When achievement translates into fulfillment – We all want to do something worthwhile, something that the world will notice and appreciate. Unfortunately, that isn’t easy. What is even more perplexing and disorienting is that even if we achieve something spectacular or even significant, it may not translate into fulfillment. Such was the painful predicament that Arjuna acknowledged at the start of the Bhagavad-gita (02.08).
How can we ensure that achievement leads to fulfillment? By considering when it doesn’t. That’s primarily when what we achieve isn’t personally meaningful to us. That happens when we are persuaded or pressured or even allured by the world’s glamorization. Unfortunately, our life’s pace, the culture’s propaganda and the mind’s fantasies all combine to make us overvalue things that aren’t really all that important for us.
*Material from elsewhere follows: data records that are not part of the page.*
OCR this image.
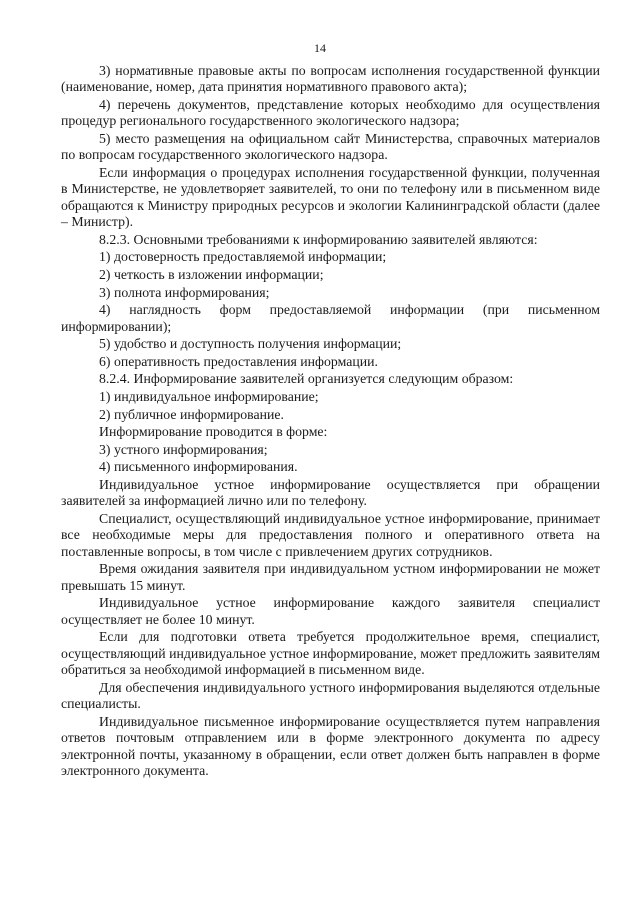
14

3) нормативные правовые акты по вопросам исполнения государственной функции (наименование, номер, дата принятия нормативного правового акта);

4) перечень документов, представление которых необходимо для осуществления процедур регионального государственного экологического надзора;

5) место размещения на официальном сайт Министерства, справочных материалов по вопросам государственного экологического надзора.

Если информация о процедурах исполнения государственной функции, полученная в Министерстве, не удовлетворяет заявителей, то они по телефону или в письменном виде обращаются к Министру природных ресурсов и экологии Калининградской области (далее – Министр).

8.2.3. Основными требованиями к информированию заявителей являются:

1) достоверность предоставляемой информации;

2) четкость в изложении информации;

3) полнота информирования;

4) наглядность форм предоставляемой информации (при письменном информировании);

5) удобство и доступность получения информации;

6) оперативность предоставления информации.

8.2.4. Информирование заявителей организуется следующим образом:

1) индивидуальное информирование;

2) публичное информирование.

Информирование проводится в форме:

3) устного информирования;

4) письменного информирования.

Индивидуальное устное информирование осуществляется при обращении заявителей за информацией лично или по телефону.

Специалист, осуществляющий индивидуальное устное информирование, принимает все необходимые меры для предоставления полного и оперативного ответа на поставленные вопросы, в том числе с привлечением других сотрудников.

Время ожидания заявителя при индивидуальном устном информировании не может превышать 15 минут.

Индивидуальное устное информирование каждого заявителя специалист осуществляет не более 10 минут.

Если для подготовки ответа требуется продолжительное время, специалист, осуществляющий индивидуальное устное информирование, может предложить заявителям обратиться за необходимой информацией в письменном виде.

Для обеспечения индивидуального устного информирования выделяются отдельные специалисты.

Индивидуальное письменное информирование осуществляется путем направления ответов почтовым отправлением или в форме электронного документа по адресу электронной почты, указанному в обращении, если ответ должен быть направлен в форме электронного документа.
What things are really important for us? These are the things that speak to our core: the essence of who we are. Gita wisdom explains that we are essentially spiritual beings and that we can find real fulfillment only when we connect with the Whole, Krishna, whose parts we are. When we lovingly link with him internally and then use all that we have to serve externally, we not only become propelled with a deep devotional dynamism toward great achievement, but also that such effort itself provides us a sublime nonmaterial fulfillment, even if we don’t achieve anything noteworthy in the world’s eyes.
Rather than chasing after glamorized achievements or lamenting what all we haven’t been able to achieve, we can focus on introspection to discover and pursue the things that are meaningful for us, thereby paving the way to fulfillment.
One-sentence summary:
When achievement is about something deeply meaningful to us personally, not about something glamorized by the world, only then does that achievement lead to fulfillment.
Think it over:
When does achievement not lead to fulfillment?
What has determined the kind of achievements you usually pursue?
Which of your achievements have provided you fulfillment and which haven’t? What does that tell you about yourself?
***
02.08: I can find no means to drive away this grief which is drying up my senses. I will not be able to dispel it even if I win a prosperous, unrivaled kingdom on earth with sovereignty like the demigods in heaven.